I'm having some issues with factorial division. I've been asked to determine the remainder of $11!$ under division by $12$. My logic was to state that $11! = 1\cdot2\cdot3\cdot4\cdots$ stopping there as $3\cdot4=12$, thus there is a remainder of $0$. Is this correct? Is there a more math-y way of doing this?
Does my logic hold for this example: $100!+102!$ divided by $100$, where $100$ obviously divides $100!$, and $102!=102\cdot101\cdot100\cdots$ thus again there is no remainder?
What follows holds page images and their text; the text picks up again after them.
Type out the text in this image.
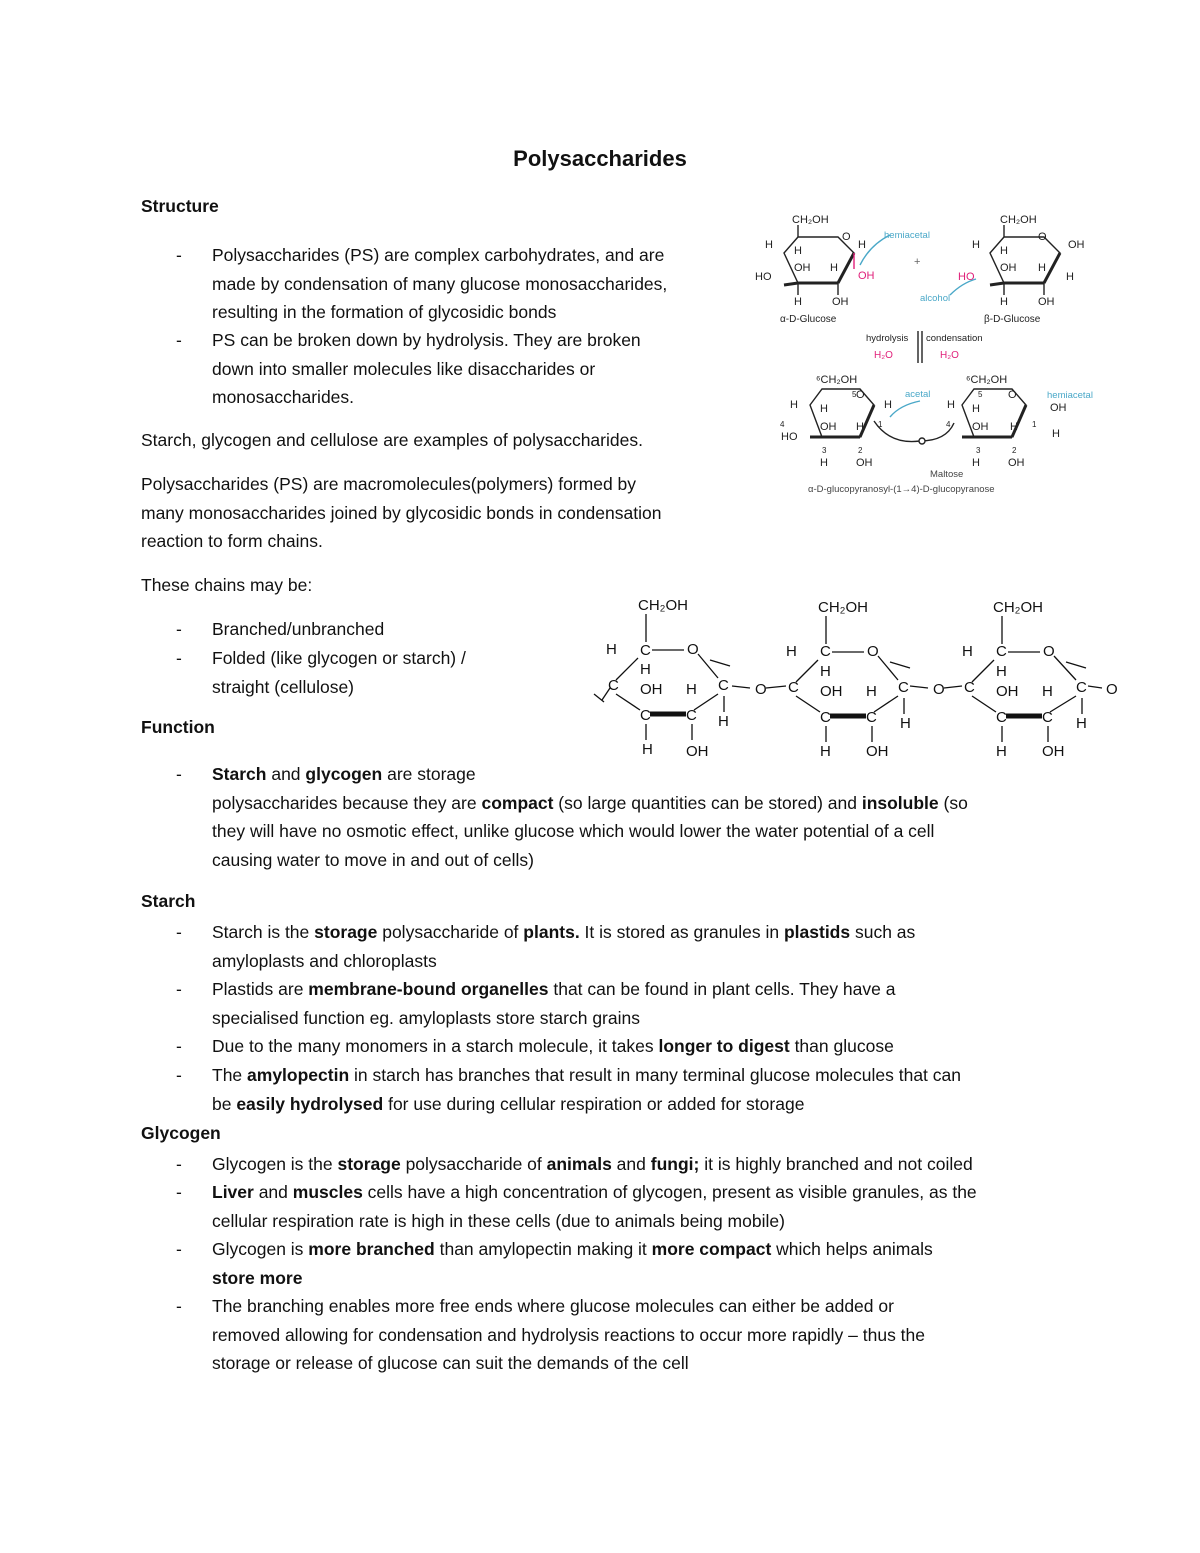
Polysaccharides
Structure
- Polysaccharides (PS) are complex carbohydrates, and are
made by condensation of many glucose monosaccharides,
resulting in the formation of glycosidic bonds
- PS can be broken down by hydrolysis. They are broken
down into smaller molecules like disaccharides or
monosaccharides.
Starch, glycogen and cellulose are examples of polysaccharides.
Polysaccharides (PS) are macromolecules(polymers) formed by
many monosaccharides joined by glycosidic bonds in condensation
reaction to form chains.
These chains may be:
- Branched/unbranched
- Folded (like glycogen or starch) /
straight (cellulose)
Function
- Starch and glycogen are storage
polysaccharides because they are compact (so large quantities can be stored) and insoluble (so
they will have no osmotic effect, unlike glucose which would lower the water potential of a cell
causing water to move in and out of cells)
Starch
- Starch is the storage polysaccharide of plants. It is stored as granules in plastids such as
amyloplasts and chloroplasts
- Plastids are membrane-bound organelles that can be found in plant cells. They have a
specialised function eg. amyloplasts store starch grains
- Due to the many monomers in a starch molecule, it takes longer to digest than glucose
- The amylopectin in starch has branches that result in many terminal glucose molecules that can
be easily hydrolysed for use during cellular respiration or added for storage
Glycogen
- Glycogen is the storage polysaccharide of animals and fungi; it is highly branched and not coiled
- Liver and muscles cells have a high concentration of glycogen, present as visible granules, as the
cellular respiration rate is high in these cells (due to animals being mobile)
- Glycogen is more branched than amylopectin making it more compact which helps animals
store more
- The branching enables more free ends where glucose molecules can either be added or
removed allowing for condensation and hydrolysis reactions to occur more rapidly – thus the
storage or release of glucose can suit the demands of the cell
CH₂OH
H H	H
O
OH H
HO	OH
H	OH
α-D-Glucose
CH₂OH
H H
O
OH
OH H
HO	H
H	OH
β-D-Glucose
hemiacetal
+
alcohol
hydrolysis condensation
H₂O	H₂O
⁶CH₂OH	⁶CH₂OH
5	5
O	O
acetal	hemiacetal
H H	H	H H	OH
4	1	4	1
OH H	OH H
HO	H
3	2	3	2
H	OH	H	OH
Maltose
α-D-glucopyranosyl-(1→4)-D-glucopyranose
CH₂OH	CH₂OH	CH₂OH
H C O
H
C OH H C O
C C H
H OH
H C O
H
C OH H C O
C C H
H OH
H C O
H
C OH H C O
C C H
H OH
Yes it is correct, but here exists other less descriptive ways of your proof.
$$\left(\forall n \in \mathbb{N}^{+}\right) \left(\forall a \mid n\right) \left(\exists k \in \mathbb{Z}\right) \left( n = ak \right)$$
So, $\left(100 \mid 102! \wedge 100\mid 100!\right) \Rightarrow \left(\exists k',k'' \in\mathbb{Z}\right)\left(100k' = 100! \wedge 100k'' = 102!\right)$, in accordance with this
$$100! + 102! = 100 k' + 100 k'' = 100(k'+k'') \equiv 0 \pmod{100}$$
You can also provide it other way.
$$\begin{split} \left(100 \mid 100! \wedge 100 \mid 102!\right) &\Longrightarrow \left( 100! \equiv 0 \mod{100} \wedge 102! \equiv 0 \mod{100}\right)\\ &\Longrightarrow 100! + 102! \equiv 0 \pmod{100} \end{split}$$
But it's just other words for that.
We should note, that $100 \mid 100! \wedge 100 \mid 102!$. In fact you didn't have to write so much to prove it ($102! = 102 \cdot 101 \cdot 100 \cdot 99! \Rightarrow 100 \mid 102!$) what if I ask about
1234!? We should note simple fact here.$$\left(\forall n \in \mathbb{N}^{+}\right)\left(\forall a' \in \mathbb{N}^{+}\right) \left(a' \leq n \Longrightarrow a' \mid n!\right)$$
I think it's obvious, because $n! = 1 \cdot 2 \cdot 3 \cdot ... \cdot n$. Problematic can be question, if $291 \mid 100!$? But we can note $291 = 97 \cdot 3$, and $3,97 < 100 \wedge 3 \neq 97 $ so yes.